Il governatore del Friuli fa rimuovere dal palazzo della Regione, a Trieste, lo striscione per Giulio Regeni? Era proprio necessario?

Ancora polemiche per la decisione del governatore del Friuli Venezia Giulia, il leghista Massimiliano Fedriga, di far rimuovere dal palazzo della Regione, a Trieste, lo striscione dedicato a Giulio Regeni. Motivo? Pubblicizzare gli Europei under 21 di calcio, di cui alcune partite si giocano a Trieste e a Udine.

LO STRISCIONE PER GIULIO REGENI  A TRIESTE

Il messaggio per chiedere verità sull’assassinio del giovane ricercatore italiano, avvenuto tra gennaio e febbraio 2016, era stato fatto mettere quando era presidente Debora Serracchiani (Pd) ed era stato lasciato per circa un anno da Fedriga. Il governatore ha deciso di affidare a una lunga nota il suo pensiero così da motivare la decisione presa: “Anticipando le polemiche che continueranno a susseguirsi ad ogni batter di ciglio comunico che lo striscione non verrà più esposto né a Trieste né in altre sedi di Regione” ha detto aggiungendo che “malgrado non condivida la politica degli striscioni e dei braccialetti, non l’ho fatto rimuovere per più di un anno per non portare nell’agone politico la morte di un ragazzo. Perfino la Uefa mi ha dovuto scrivere impaurita da sterili tormentoni che non fanno altro che strumentalizzare il dramma avvenuto. Evidentemente – ha concluso – la mia attenzione per non urtare le sensibilità non ha pagato, e ci si sente pertanto legittimati a imporre con atteggiamenti prevaricatori cosa deve o non deve fare la Regione”.
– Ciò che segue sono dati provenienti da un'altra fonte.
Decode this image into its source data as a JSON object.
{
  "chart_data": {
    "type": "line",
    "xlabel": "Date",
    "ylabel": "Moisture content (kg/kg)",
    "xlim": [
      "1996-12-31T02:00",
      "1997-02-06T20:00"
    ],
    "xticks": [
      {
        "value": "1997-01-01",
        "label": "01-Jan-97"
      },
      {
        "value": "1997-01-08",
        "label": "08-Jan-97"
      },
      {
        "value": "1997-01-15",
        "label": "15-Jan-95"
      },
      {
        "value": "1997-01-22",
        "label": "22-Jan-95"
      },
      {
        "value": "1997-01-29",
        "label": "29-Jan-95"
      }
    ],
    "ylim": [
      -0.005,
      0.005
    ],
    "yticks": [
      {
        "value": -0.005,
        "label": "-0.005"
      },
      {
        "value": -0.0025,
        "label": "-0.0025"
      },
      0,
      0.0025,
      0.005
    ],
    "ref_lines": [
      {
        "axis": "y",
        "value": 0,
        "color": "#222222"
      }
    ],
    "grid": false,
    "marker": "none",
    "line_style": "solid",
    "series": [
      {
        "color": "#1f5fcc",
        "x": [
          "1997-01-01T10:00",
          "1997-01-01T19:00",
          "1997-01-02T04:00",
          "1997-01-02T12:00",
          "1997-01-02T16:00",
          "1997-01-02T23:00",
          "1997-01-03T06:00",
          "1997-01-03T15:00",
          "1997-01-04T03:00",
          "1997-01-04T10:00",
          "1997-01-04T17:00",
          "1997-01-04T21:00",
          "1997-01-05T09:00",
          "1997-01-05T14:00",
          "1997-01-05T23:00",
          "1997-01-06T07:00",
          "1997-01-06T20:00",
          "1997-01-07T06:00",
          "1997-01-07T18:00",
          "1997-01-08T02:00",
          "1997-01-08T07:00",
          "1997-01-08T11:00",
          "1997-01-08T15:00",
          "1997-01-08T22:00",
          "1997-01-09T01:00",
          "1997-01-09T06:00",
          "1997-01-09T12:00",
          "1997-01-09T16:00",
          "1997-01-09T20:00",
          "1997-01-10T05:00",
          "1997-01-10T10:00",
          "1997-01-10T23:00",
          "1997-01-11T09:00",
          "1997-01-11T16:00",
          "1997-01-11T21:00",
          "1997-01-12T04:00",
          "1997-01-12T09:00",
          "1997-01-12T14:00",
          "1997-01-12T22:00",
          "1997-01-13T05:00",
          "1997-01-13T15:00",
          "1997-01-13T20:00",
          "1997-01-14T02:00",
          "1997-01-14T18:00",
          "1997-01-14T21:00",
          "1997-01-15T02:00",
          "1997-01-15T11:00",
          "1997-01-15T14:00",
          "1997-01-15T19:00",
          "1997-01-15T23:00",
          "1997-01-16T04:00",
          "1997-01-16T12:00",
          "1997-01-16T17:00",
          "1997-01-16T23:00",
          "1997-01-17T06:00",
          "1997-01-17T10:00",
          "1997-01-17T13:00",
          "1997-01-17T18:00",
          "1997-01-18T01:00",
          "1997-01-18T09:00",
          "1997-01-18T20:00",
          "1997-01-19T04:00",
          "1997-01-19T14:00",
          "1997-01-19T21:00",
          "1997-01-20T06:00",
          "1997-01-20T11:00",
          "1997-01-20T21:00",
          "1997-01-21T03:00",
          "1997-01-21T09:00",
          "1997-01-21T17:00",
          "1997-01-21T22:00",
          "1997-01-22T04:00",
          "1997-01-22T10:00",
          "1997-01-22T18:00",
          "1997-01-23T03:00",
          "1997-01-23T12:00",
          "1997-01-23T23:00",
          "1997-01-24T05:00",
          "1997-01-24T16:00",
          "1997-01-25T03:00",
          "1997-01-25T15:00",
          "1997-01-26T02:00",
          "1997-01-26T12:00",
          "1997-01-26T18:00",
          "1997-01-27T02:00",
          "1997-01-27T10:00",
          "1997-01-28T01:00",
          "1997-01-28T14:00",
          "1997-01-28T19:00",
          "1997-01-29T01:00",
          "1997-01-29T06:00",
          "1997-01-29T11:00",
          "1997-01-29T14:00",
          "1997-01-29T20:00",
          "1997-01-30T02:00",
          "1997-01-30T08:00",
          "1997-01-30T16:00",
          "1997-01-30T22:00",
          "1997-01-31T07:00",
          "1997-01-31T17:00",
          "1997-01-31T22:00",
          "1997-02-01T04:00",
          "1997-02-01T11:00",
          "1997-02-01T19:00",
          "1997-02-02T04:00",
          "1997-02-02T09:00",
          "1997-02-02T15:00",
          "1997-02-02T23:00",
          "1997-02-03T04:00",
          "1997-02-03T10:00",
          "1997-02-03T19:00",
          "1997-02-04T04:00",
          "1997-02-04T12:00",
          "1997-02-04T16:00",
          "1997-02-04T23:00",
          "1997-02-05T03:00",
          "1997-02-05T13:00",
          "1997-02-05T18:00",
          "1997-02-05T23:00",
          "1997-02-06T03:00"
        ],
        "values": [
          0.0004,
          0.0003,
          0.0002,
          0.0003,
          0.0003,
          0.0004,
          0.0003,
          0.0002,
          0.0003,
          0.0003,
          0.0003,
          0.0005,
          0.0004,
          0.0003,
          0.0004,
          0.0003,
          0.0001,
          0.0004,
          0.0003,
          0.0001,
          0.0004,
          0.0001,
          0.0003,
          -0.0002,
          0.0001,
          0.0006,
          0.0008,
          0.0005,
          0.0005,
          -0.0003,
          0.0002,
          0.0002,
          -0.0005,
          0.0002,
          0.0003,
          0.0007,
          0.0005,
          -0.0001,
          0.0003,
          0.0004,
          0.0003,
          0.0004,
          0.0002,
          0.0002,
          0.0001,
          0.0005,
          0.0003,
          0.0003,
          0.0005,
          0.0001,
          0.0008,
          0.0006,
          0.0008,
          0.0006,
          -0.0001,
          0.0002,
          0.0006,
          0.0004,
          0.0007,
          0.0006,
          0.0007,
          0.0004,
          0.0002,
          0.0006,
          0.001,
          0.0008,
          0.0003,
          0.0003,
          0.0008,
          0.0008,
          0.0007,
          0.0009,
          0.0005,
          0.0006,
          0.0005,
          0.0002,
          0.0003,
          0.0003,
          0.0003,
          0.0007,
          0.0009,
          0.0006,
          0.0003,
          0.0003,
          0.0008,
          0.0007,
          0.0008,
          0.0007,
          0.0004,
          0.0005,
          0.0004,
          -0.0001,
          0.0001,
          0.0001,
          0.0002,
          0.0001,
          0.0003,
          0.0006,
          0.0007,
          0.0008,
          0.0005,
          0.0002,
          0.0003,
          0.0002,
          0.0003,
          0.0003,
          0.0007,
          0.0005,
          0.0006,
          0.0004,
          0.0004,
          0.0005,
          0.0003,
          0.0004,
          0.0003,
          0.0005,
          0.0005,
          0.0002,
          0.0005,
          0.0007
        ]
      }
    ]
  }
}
LA POSIZIONE DEL GOVERNATORE FRIULANO

Stante la legittima posizione espressa dal governatore friulano – su cui comunque si potrebbe discutere vista l’importanza del messaggio – non si poteva trovare un altro modo per ricordare la memoria di un giovane italiano barbaramente assassinato e sulla cui penosa vicenda ancora non è stata fatta luce? Seppure non si è voluto rimuovere temporaneamente lo striscione o collocarlo in un altro punto del palazzo, vista la contrarietà di Fedriga, non si poteva almeno accompagnarne la rimozione con qualche iniziativa cittadina o regionale? Mi domando: agendo in questo modo non è forse stato fatto un passo falso verso quella unità nazionale di cui tanto si parla, spesso vanamente? Se un Paese non è unito nel rammentare al mondo che ancora non è emersa la verità sulle brutalità subite da un connazionale, peraltro all’estero, su cosa deve mostrarsi unito? Quando gioca la Nazionale di calcio, come affermava qualche anno fa lo spot di una bevanda prodotta da un’antica e famosa azienda nostrana?

POLEMICHE STERILI

E su questi eventi non occorre neppure buttarla in politica, non c’entrano Destra e Sinistra, troppo spesso causa di divisioni inutili oltre che fuorvianti e talvolta laceranti: Giulio Regeni era un giovane italiano che è andato in Egitto per lavoro. Stop.

Senza voler citare i tanti esempi storici e letterari sull’importanza della coesione di un popolo, però inevitabilmente la memoria va alla frase che ancora oggi – ahimè – simboleggia l’unità d’Italia, “Fatta l’Italia, bisogna fare gli italiani”. Se la paternità del motto non è certa, la sostanza è chiara e, a quanto pare, incontrovertibile.